A folktale from Himachal, India
Lord Indra is considered as the lord of gods. He governs heavens and looks after the affairs of gods and goddesses. He is the most effective and powerful lord and in almost all the wars with the demons in earlier ages, he acted as the chief commander of forces, of gods. It is believed that rains, draughts or famines are dependent on lord Indra. If he is unhappy with man and the world, he causes sufferings to humanity either through annihilating rains or famine like conditions. Hill people have different perception about Indra. In certain parts of the state, people call the deity, Indrunaag, the lord of rain and cloud, thunder, storm, plenty and scarcity, love and anger.
If one visits the state, one would find temples of Indra on hilltops with a red flag unfurling on the pinnacles of such small temples. In the evening, devotees pray before the deity and one can hear the tingling of bells creating a calming environment. When the rains are delayed, people visit the temple of lord Indra situated in their respective area and offer prayers before the idol of lord Indra. They pray before him so that rains are plenty.
Indra knows that people worship him and he is pleased at the prayers people offer. Even on the auspicious occasion of marriages and other holy festivals, people invite lord Indra to their places. If the functions conclude happily, people construe it as a blessing of lord Indra and if obstacles or hindrances bring sufferings, the devotee of Indra presume that lord Indra is annoyed. If lord Indra is angry with some people or the living places, he leaves the area and settles down somewhere else people believe.
In such a curious and challenging situation, the devotees get glimpses of lord’s anger and displeasure in dreams and therefore, after consultation, they go to the place with a beautifully decorated palanquin and bring the lord to its original seat of habitation. The holy lord sits on the palanquin and returns to the original seat on the pleadings of the devotees, people firmly believe. An amusing situation arises on such occasions when women ironically observe that their men go to bring the lord, and work as bonded labourers of the lord. If women comment so, the lord is again annoyed and goes back. Again, the people go, implore and gratify the lord of rain if they want crops in plenty. Then, the people recall the backdrop of how lord Indra turned Indrunaag.

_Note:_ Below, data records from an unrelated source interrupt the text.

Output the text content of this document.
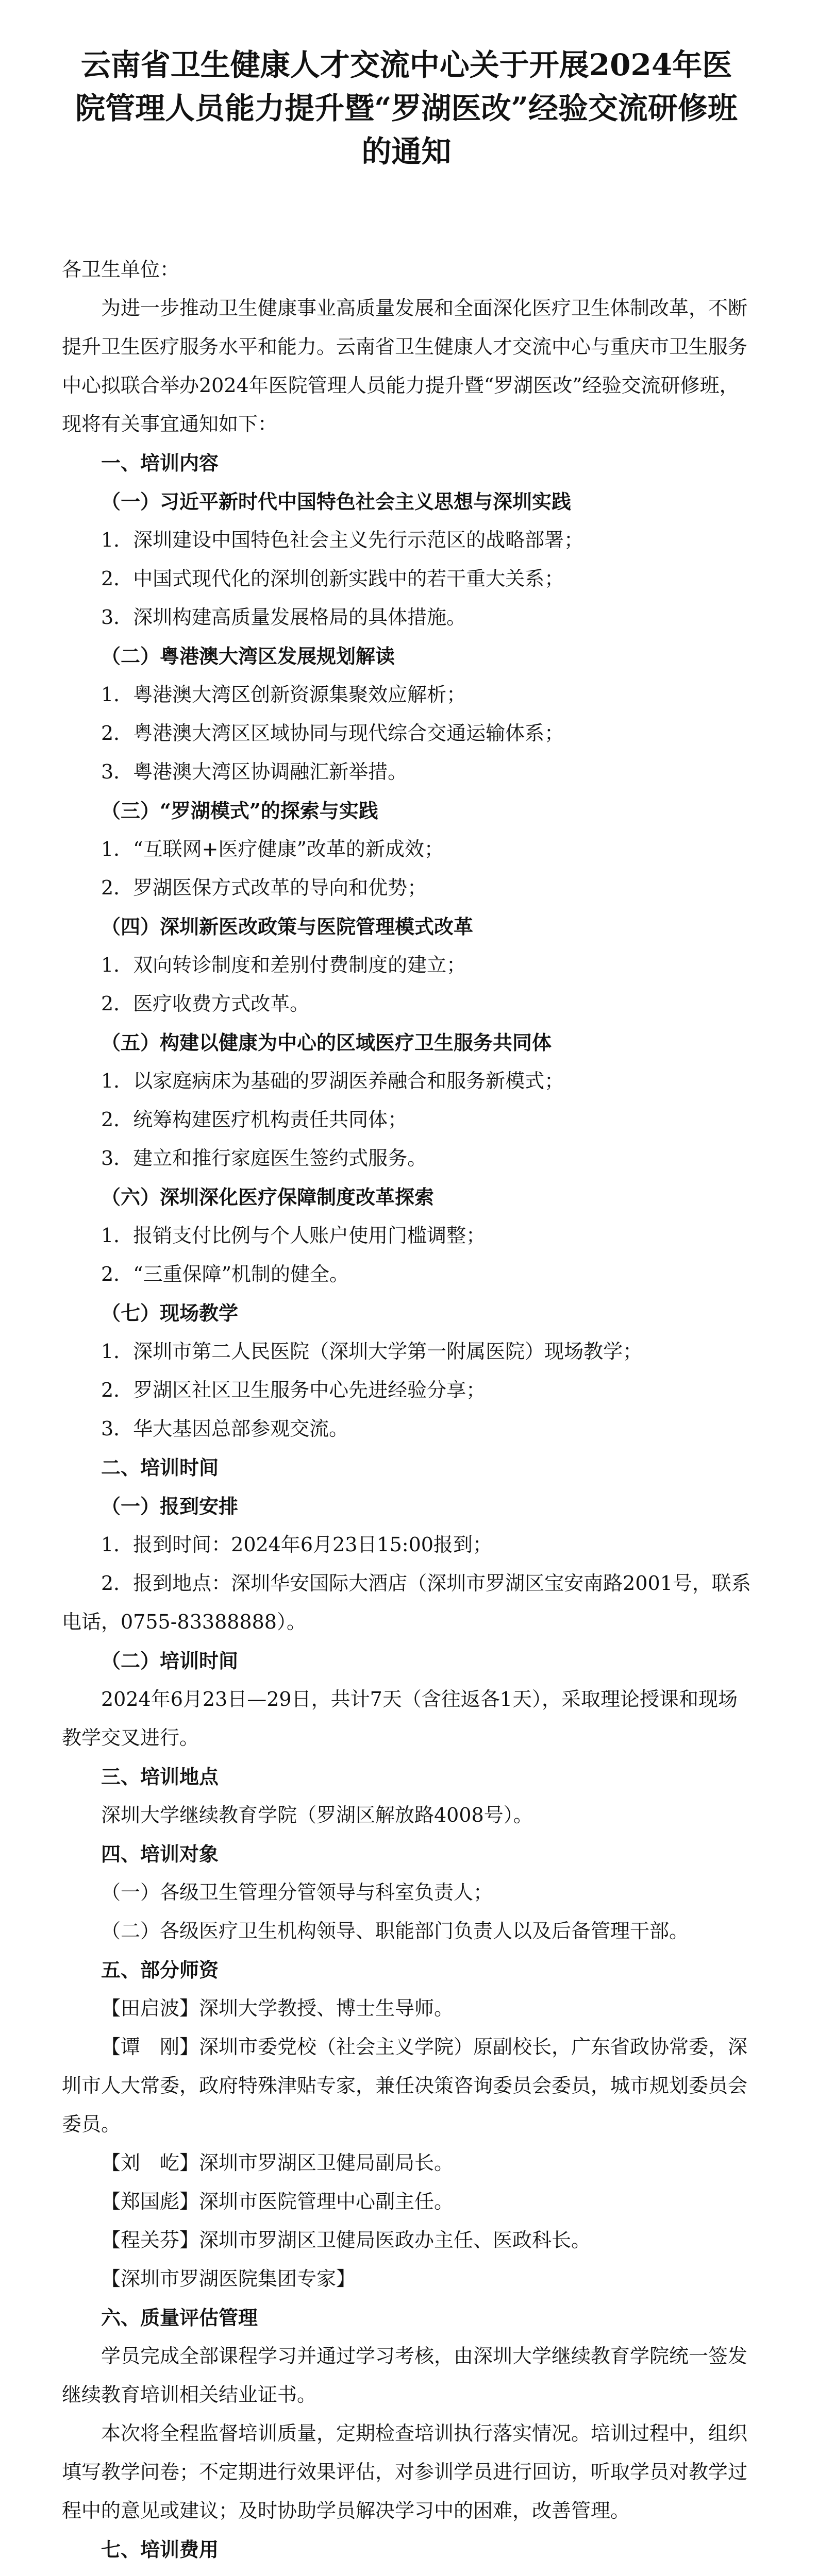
云南省卫生健康人才交流中心关于开展2024年医院管理人员能力提升暨“罗湖医改”经验交流研修班的通知

各卫生单位：

为进一步推动卫生健康事业高质量发展和全面深化医疗卫生体制改革，不断提升卫生医疗服务水平和能力。云南省卫生健康人才交流中心与重庆市卫生服务中心拟联合举办2024年医院管理人员能力提升暨“罗湖医改”经验交流研修班，现将有关事宜通知如下：

一、培训内容

（一）习近平新时代中国特色社会主义思想与深圳实践

1．深圳建设中国特色社会主义先行示范区的战略部署；

2．中国式现代化的深圳创新实践中的若干重大关系；

3．深圳构建高质量发展格局的具体措施。

（二）粤港澳大湾区发展规划解读

1．粤港澳大湾区创新资源集聚效应解析；

2．粤港澳大湾区区域协同与现代综合交通运输体系；

3．粤港澳大湾区协调融汇新举措。

（三）“罗湖模式”的探索与实践

1．“互联网+医疗健康”改革的新成效；

2．罗湖医保方式改革的导向和优势；

（四）深圳新医改政策与医院管理模式改革

1．双向转诊制度和差别付费制度的建立；

2．医疗收费方式改革。

（五）构建以健康为中心的区域医疗卫生服务共同体

1．以家庭病床为基础的罗湖医养融合和服务新模式；

2．统筹构建医疗机构责任共同体；

3．建立和推行家庭医生签约式服务。

（六）深圳深化医疗保障制度改革探索

1．报销支付比例与个人账户使用门槛调整；

2．“三重保障”机制的健全。

（七）现场教学

1．深圳市第二人民医院（深圳大学第一附属医院）现场教学；

2．罗湖区社区卫生服务中心先进经验分享；

3．华大基因总部参观交流。

二、培训时间

（一）报到安排

1．报到时间：2024年6月23日15:00报到；

2．报到地点：深圳华安国际大酒店（深圳市罗湖区宝安南路2001号，联系电话，0755-83388888）。

（二）培训时间

2024年6月23日—29日，共计7天（含往返各1天），采取理论授课和现场教学交叉进行。

三、培训地点

深圳大学继续教育学院（罗湖区解放路4008号）。

四、培训对象

（一）各级卫生管理分管领导与科室负责人；

（二）各级医疗卫生机构领导、职能部门负责人以及后备管理干部。

五、部分师资

【田启波】深圳大学教授、博士生导师。

【谭　刚】深圳市委党校（社会主义学院）原副校长，广东省政协常委，深圳市人大常委，政府特殊津贴专家，兼任决策咨询委员会委员，城市规划委员会委员。

【刘　屹】深圳市罗湖区卫健局副局长。

【郑国彪】深圳市医院管理中心副主任。

【程关芬】深圳市罗湖区卫健局医政办主任、医政科长。

【深圳市罗湖医院集团专家】

六、质量评估管理

学员完成全部课程学习并通过学习考核，由深圳大学继续教育学院统一签发继续教育培训相关结业证书。

本次将全程监督培训质量，定期检查培训执行落实情况。培训过程中，组织填写教学问卷；不定期进行效果评估，对参训学员进行回访，听取学员对教学过程中的意见或建议；及时协助学员解决学习中的困难，改善管理。

七、培训费用
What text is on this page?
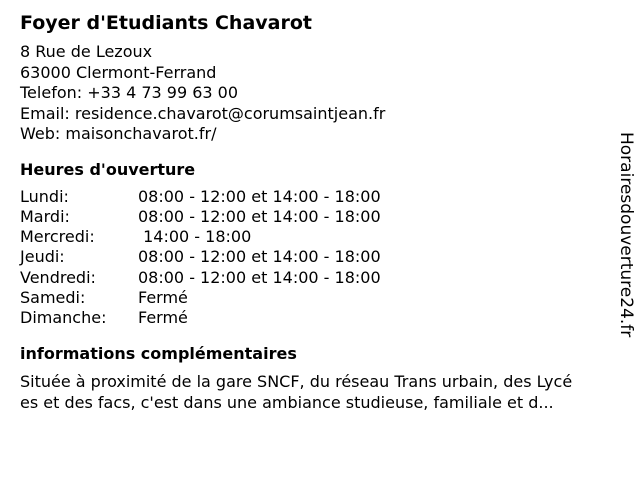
Foyer d'Etudiants Chavarot
8 Rue de Lezoux
63000 Clermont-Ferrand
Telefon: +33 4 73 99 63 00
Email: residence.chavarot@corumsaintjean.fr
Web: maisonchavarot.fr/
Heures d'ouverture
Lundi:	08:00 - 12:00 et 14:00 - 18:00
Mardi:	08:00 - 12:00 et 14:00 - 18:00
Mercredi:	14:00 - 18:00
Jeudi:	08:00 - 12:00 et 14:00 - 18:00
Vendredi:	08:00 - 12:00 et 14:00 - 18:00
Samedi:	Fermé
Dimanche:	Fermé
informations complémentaires
Située à proximité de la gare SNCF, du réseau Trans urbain, des Lycé
es et des facs, c'est dans une ambiance studieuse, familiale et d...
Horairesdouverture24.fr
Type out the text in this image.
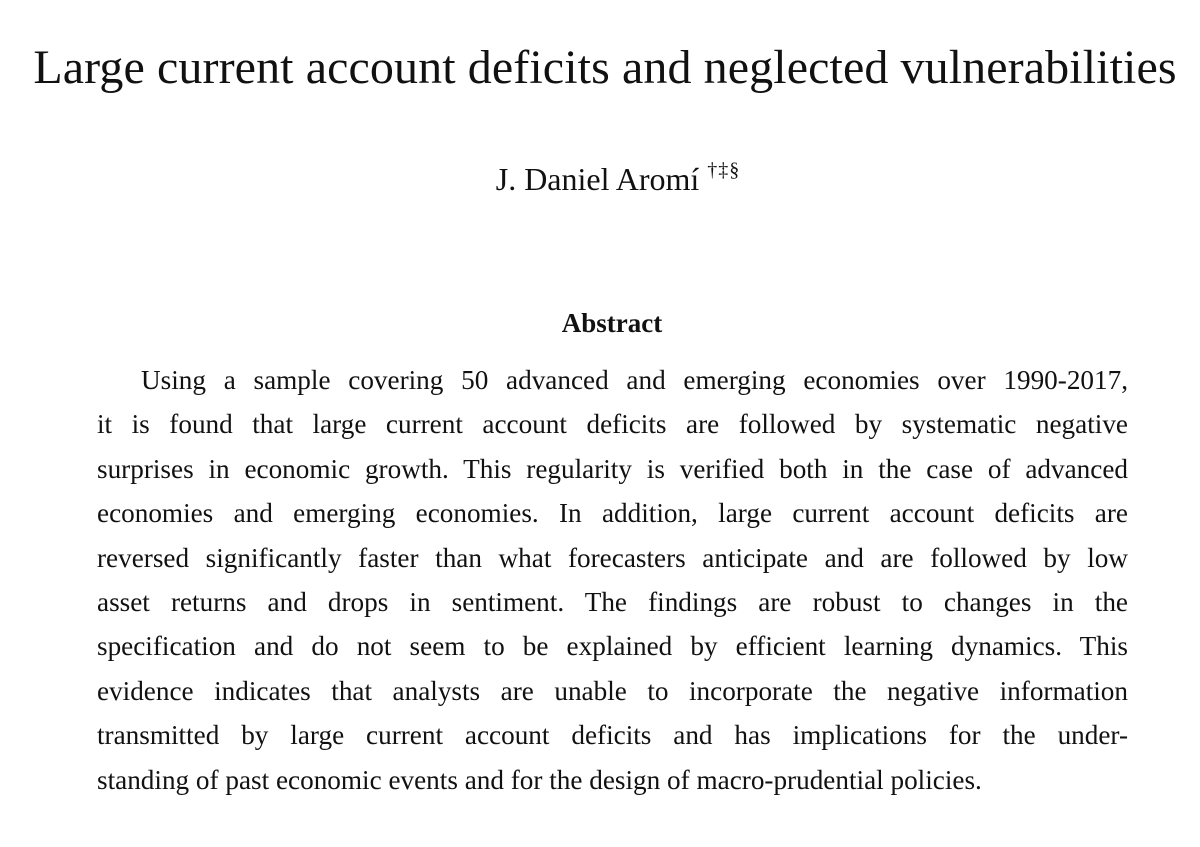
Large current account deficits and neglected vulnerabilities
J. Daniel Aromí †‡§
Abstract
Using a sample covering 50 advanced and emerging economies over 1990-2017,
it is found that large current account deficits are followed by systematic negative
surprises in economic growth. This regularity is verified both in the case of advanced
economies and emerging economies. In addition, large current account deficits are
reversed significantly faster than what forecasters anticipate and are followed by low
asset returns and drops in sentiment. The findings are robust to changes in the
specification and do not seem to be explained by efficient learning dynamics. This
evidence indicates that analysts are unable to incorporate the negative information
transmitted by large current account deficits and has implications for the under-
standing of past economic events and for the design of macro-prudential policies.
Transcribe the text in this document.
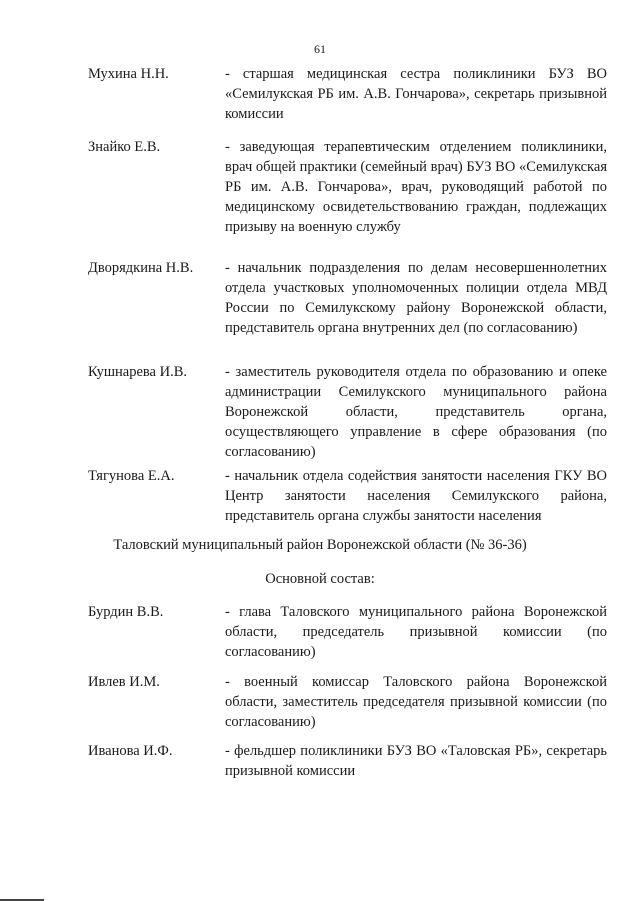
61
Мухина Н.Н.	- старшая медицинская сестра поликлиники БУЗ ВО «Семилукская РБ им. А.В. Гончарова», секретарь призывной комиссии
Знайко Е.В.	- заведующая терапевтическим отделением поликлиники, врач общей практики (семейный врач) БУЗ ВО «Семилукская РБ им. А.В. Гончарова», врач, руководящий работой по медицинскому освидетельствованию граждан, подлежащих призыву на военную службу
Дворядкина Н.В. - начальник подразделения по делам несовершеннолетних отдела участковых уполномоченных полиции отдела МВД России по Семилукскому району Воронежской области, представитель органа внутренних дел (по согласованию)
Кушнарева И.В.	- заместитель руководителя отдела по образованию и опеке администрации Семилукского муниципального района Воронежской области, представитель органа, осуществляющего управление в сфере образования (по согласованию)
Тягунова Е.А.	- начальник отдела содействия занятости населения ГКУ ВО Центр занятости населения Семилукского района, представитель органа службы занятости населения
Таловский муниципальный район Воронежской области (№ 36-36)
Основной состав:
Бурдин В.В.	- глава Таловского муниципального района Воронежской области, председатель призывной комиссии (по согласованию)
Ивлев И.М.	- военный комиссар Таловского района Воронежской области, заместитель председателя призывной комиссии (по согласованию)
Иванова И.Ф.	- фельдшер поликлиники БУЗ ВО «Таловская РБ», секретарь призывной комиссии
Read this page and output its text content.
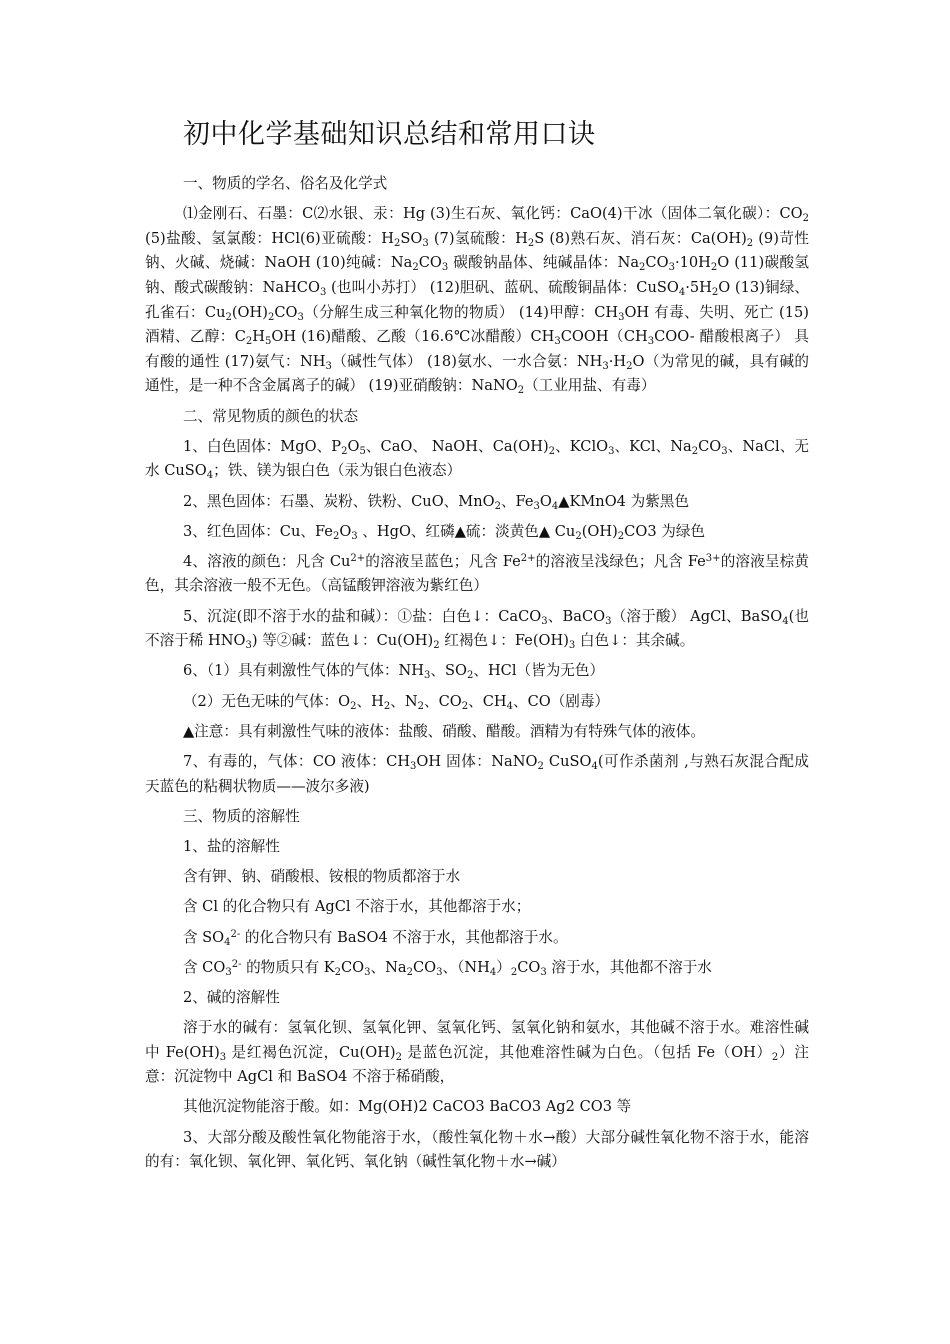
初中化学基础知识总结和常用口诀

一、物质的学名、俗名及化学式

⑴金刚石、石墨：C⑵水银、汞：Hg (3)生石灰、氧化钙：CaO(4)干冰（固体二氧化碳）：$CO_2$ (5)盐酸、氢氯酸：HCl(6)亚硫酸：$H_2SO_3$ (7)氢硫酸：$H_2S$ (8)熟石灰、消石灰：$Ca(OH)_2$ (9)苛性钠、火碱、烧碱：NaOH (10)纯碱：$Na_2CO_3$ 碳酸钠晶体、纯碱晶体：$Na_2CO_3\cdot 10H_2O$ (11)碳酸氢钠、酸式碳酸钠：NaHCO$_3$ (也叫小苏打） (12)胆矾、蓝矾、硫酸铜晶体：$CuSO_4\cdot 5H_2O$ (13)铜绿、孔雀石：$Cu_2(OH)_2CO_3$（分解生成三种氧化物的物质） (14)甲醇：$CH_3OH$ 有毒、失明、死亡 (15)酒精、乙醇：$C_2H_5OH$ (16)醋酸、乙酸（16.6℃冰醋酸）$CH_3COOH(CH_3COO-$ 醋酸根离子） 具有酸的通性 (17)氨气：$NH_3$（碱性气体） (18)氨水、一水合氨：$NH_3\cdot H_2O$（为常见的碱，具有碱的通性，是一种不含金属离子的碱） (19)亚硝酸钠：NaNO$_2$（工业用盐、有毒）

二、常见物质的颜色的状态

1、白色固体：MgO、$P_2O_5$、CaO、 NaOH、$Ca(OH)_2$、KClO$_3$、KCl、$Na_2CO_3$、NaCl、无水 CuSO$_4$；铁、镁为银白色（汞为银白色液态）

2、黑色固体：石墨、炭粉、铁粉、CuO、MnO$_2$、$Fe_3O_4▲KMnO4$ 为紫黑色

3、红色固体：Cu、$Fe_2O_3$ 、HgO、红磷▲硫：淡黄色▲ $Cu_2(OH)_2CO3$ 为绿色

4、溶液的颜色：凡含 $Cu^{2+}$的溶液呈蓝色；凡含 $Fe^{2+}$的溶液呈浅绿色；凡含 $Fe^{3+}$的溶液呈棕黄色，其余溶液一般不无色。（高锰酸钾溶液为紫红色）

5、沉淀(即不溶于水的盐和碱）：①盐：白色↓：CaCO$_3$、BaCO$_3$（溶于酸） AgCl、BaSO$_4$(也不溶于稀 $HNO_3$) 等②碱：蓝色↓：$Cu(OH)_2$ 红褐色↓：$Fe(OH)_3$ 白色↓：其余碱。

6、（1）具有刺激性气体的气体：$NH_3$、$SO_2$、HCl（皆为无色）

（2）无色无味的气体：$O_2$、$H_2$、$N_2$、$CO_2$、$CH_4$、CO（剧毒）

▲注意：具有刺激性气味的液体：盐酸、硝酸、醋酸。酒精为有特殊气体的液体。

7、有毒的，气体：CO 液体：$CH_3OH$ 固体：NaNO$_2$ CuSO$_4$(可作杀菌剂 ,与熟石灰混合配成天蓝色的粘稠状物质——波尔多液)

三、物质的溶解性

1、盐的溶解性

含有钾、钠、硝酸根、铵根的物质都溶于水

含 Cl 的化合物只有 AgCl 不溶于水，其他都溶于水；

含 $SO_4^{2-}$ 的化合物只有 BaSO4 不溶于水，其他都溶于水。

含 $CO_3^{2-}$ 的物质只有 $K_2CO_3$、$Na_2CO_3$、$(NH_4)_2CO_3$ 溶于水，其他都不溶于水

2、碱的溶解性

溶于水的碱有：氢氧化钡、氢氧化钾、氢氧化钙、氢氧化钠和氨水，其他碱不溶于水。难溶性碱中 $Fe(OH)_3$ 是红褐色沉淀，$Cu(OH)_2$ 是蓝色沉淀，其他难溶性碱为白色。（包括 $Fe(OH)_2$）注意：沉淀物中 AgCl 和 BaSO4 不溶于稀硝酸，

其他沉淀物能溶于酸。如：Mg(OH)2 CaCO3 BaCO3 Ag2 CO3 等

3、大部分酸及酸性氧化物能溶于水，（酸性氧化物＋水→酸）大部分碱性氧化物不溶于水，能溶的有：氧化钡、氧化钾、氧化钙、氧化钠（碱性氧化物＋水→碱）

Thus, profuse prayers, entreaties and worship turned lord Indra into a powerful king. He was proud of his sovereignty and influence. Full of ego and pride, he began to humiliate holy men and sages previously it is learnt. He wanted to belittle the holy men and therefore, one day he thought of a mischievous plan to inflict injuries on holy men.
He called many sages to his court and expressed the desire to travel around the kingdom in a palanquin. He smiled at the sages and looked at the divinely ornamented palanquin. He sat on the palanquin and asked the sages to carry the palanquin on the shoulders. The sages had no alternative and so they silently without a whisper, lifted his palanquin. Unused to such a hard work, they took steps slowly. As the movement was quite slow, the lord was very unhappy and a little irritated and so he asked the sages carrying the palanquin to take step quickly. He uttered words like srip…srip…sarp…sarp. Burdened with load of the lord, the sages felt exhausted and their frail bodies began aching.
On continuous demand from lord Indra, extreme anger filled the sages, and so they issued a curse against lord Indra that he would become so. As he had uttered the word sarp, Indra turned a snake –a naga. In this background lord Indra become a naag or Indrunaag whom people revere and worship during the rainy season for granting wealth and rich crops. People began worshipping lord Indra as Indrunaag. Here, one is reminded of the tales of Vasuki –the lord of snakes who acted as a churning cord during the struggle for securing nectar. In hill areas particularly, the nagas (the snakes) are worshipped in Kangra, Lahaul and Spiti and a few other areas in order to invoke the blessings of nagas on various occasions.
A tale is often narrated about a severe draught shattering the lives of people of Bharmaur and Chamba where for twelve long years there were no rains and the people suffered. A widespread draught brought miseries to the people and therefore, dried up and desolate fields hurt people. As there were no crops, so hunger and thirst made lives of people miserable. The feudal lord of the village, a Rana thought it prudent to find comforts elsewhere and so he left the land for more congenial environment and areas and the public was left at the mercy of rain god.
On the way, he met a man who earned livelihood through weaving and making thread of cotton wool. He asked the feudal lord the reason of deserting his village. When learnt about the sad incident, the poor weaver advised him to return to his village. He revealed a great and surprising truth to him about his identity that astonished Rana.
He told, “You go back. I am a Bhataunda naga – an image of lord Shiva. The moment you reach home, it shall rain. You will have to offer five sheep in lieu of the blessing.”
On reaching home, he shared the truth, advice offered and other views and spoke of the wonderful words of a man he had met claiming himself an image of lord Shiva. Fortunately, sufficient rains brought cheers and the people were relieved of the sufferings. When Rana and the people found the prophetic words true, they began to offer prayers in the temple of Bhataunda naga. Even today, when draught and famine like conditions prevail, people go to the temple and worship naga.